I was at a recent sermon with my fiancee and mom about God’s grace. Kyle Idleman (author, “Not a Fan”; teaching pastor, Southeast Christian Church), discussed that grace is greater than our circumstances. A number of circumstances were named and the congregation was encouraged to raise their hands, rather than point fingers at those who have been through those circumstances. The sermon series is dubbed, “grace > _______”
“Grace is greater than my addiction. Grace is greater than my fear of dying,” he continues on through a list of various choices and circumstances that people have been thrust into. I found it refreshing that people were willing to raise their hands. Even more surprising, however, was the number of people who didn’t. I don’t know the names, but I have to say that a majority of the people simply did not raise their hands.
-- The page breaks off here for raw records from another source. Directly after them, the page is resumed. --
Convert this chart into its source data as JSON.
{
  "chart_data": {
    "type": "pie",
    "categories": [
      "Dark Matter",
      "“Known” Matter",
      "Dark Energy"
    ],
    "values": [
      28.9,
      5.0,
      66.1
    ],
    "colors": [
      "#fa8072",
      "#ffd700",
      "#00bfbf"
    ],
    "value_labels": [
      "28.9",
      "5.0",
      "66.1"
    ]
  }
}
Nor did they point fingers. Kyle emotionally described the problem plaguing churches today: that people are persecuted because of their background, because of their circumstances, because of their past, who simply want to confess, who simply want to believe.
I came to understand why he was so upset when this verse was read aloud:
See to it that no one falls short of the grace of God and that no bitter root grows up to cause trouble and defile many.
Hebrews 12:15 (NIV)
He also discussed how a certain person within a church wanted to expel a member from the congregation for his past. How a pregnant teen became the target for persecution within her own church. The hand raising exercise was to emphasize a point: that we are all here together and we have a choice. We can either accept what we are and admit that we too are imperfect, or we can point fingers at those who do and completely miss the point of experiencing grace.
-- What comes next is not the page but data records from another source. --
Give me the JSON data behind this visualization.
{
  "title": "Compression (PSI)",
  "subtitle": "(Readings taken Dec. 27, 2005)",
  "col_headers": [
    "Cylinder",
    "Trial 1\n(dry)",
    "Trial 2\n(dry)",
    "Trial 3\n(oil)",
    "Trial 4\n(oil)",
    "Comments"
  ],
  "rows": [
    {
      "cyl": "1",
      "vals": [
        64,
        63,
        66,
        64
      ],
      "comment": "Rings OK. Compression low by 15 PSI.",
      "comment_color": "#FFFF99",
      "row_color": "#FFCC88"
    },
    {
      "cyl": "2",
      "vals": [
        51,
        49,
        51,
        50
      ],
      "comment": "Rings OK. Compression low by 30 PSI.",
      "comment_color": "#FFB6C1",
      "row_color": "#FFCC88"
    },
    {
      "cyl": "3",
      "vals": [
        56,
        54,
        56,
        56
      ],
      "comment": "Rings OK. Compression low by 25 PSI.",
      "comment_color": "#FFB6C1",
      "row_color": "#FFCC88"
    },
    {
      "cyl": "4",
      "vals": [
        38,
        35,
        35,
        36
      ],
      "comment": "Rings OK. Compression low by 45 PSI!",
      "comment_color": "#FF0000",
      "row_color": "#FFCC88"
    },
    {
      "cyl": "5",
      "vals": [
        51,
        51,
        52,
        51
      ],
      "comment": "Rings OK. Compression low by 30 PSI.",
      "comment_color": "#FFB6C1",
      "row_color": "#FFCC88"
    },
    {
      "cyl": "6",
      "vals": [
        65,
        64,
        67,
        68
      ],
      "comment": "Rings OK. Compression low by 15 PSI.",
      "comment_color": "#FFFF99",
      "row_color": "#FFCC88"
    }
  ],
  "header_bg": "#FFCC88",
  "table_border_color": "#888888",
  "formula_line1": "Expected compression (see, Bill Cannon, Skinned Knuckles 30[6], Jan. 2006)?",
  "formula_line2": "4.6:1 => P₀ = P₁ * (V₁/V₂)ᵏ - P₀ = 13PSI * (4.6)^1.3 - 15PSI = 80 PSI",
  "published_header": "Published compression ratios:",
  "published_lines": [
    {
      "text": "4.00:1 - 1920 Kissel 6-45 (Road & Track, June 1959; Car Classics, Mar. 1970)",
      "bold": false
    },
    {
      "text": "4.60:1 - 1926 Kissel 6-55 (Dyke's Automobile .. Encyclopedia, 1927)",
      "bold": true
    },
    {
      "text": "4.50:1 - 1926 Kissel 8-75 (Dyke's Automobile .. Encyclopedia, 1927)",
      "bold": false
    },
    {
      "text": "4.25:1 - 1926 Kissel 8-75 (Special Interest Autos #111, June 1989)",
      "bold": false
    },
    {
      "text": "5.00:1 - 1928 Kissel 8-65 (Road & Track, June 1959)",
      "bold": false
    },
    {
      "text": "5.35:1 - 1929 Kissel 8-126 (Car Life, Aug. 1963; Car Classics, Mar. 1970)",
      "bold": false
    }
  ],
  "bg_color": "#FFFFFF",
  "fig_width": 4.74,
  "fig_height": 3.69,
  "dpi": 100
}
“I like your Christ. I do not like your Christians. They are so unlike your Christ,” said Ghandi. He is referring to those who quote the Bible with the quickest of recall, yet fail to follow Christ in even the most basic of regards. I know it can be hard. I struggle with keeping my finger firmly seated on the steering wheel when an aggressive driver tests my patience. Everything inside of me wants to change this. I only hope that anyone reading this will decide to treat everyone with love and respect, regardless of their church affiliation or circumstance.
Don’t point fingers. When you are weak; when you have sinned; when you confess; when you are tempted; when you are going through a rough time; when everything seems to go wrong; when you have wrongly judged someone; when your heart feels cold; when all hope seems lost, remember that God’s grace is greater. Raise your hand.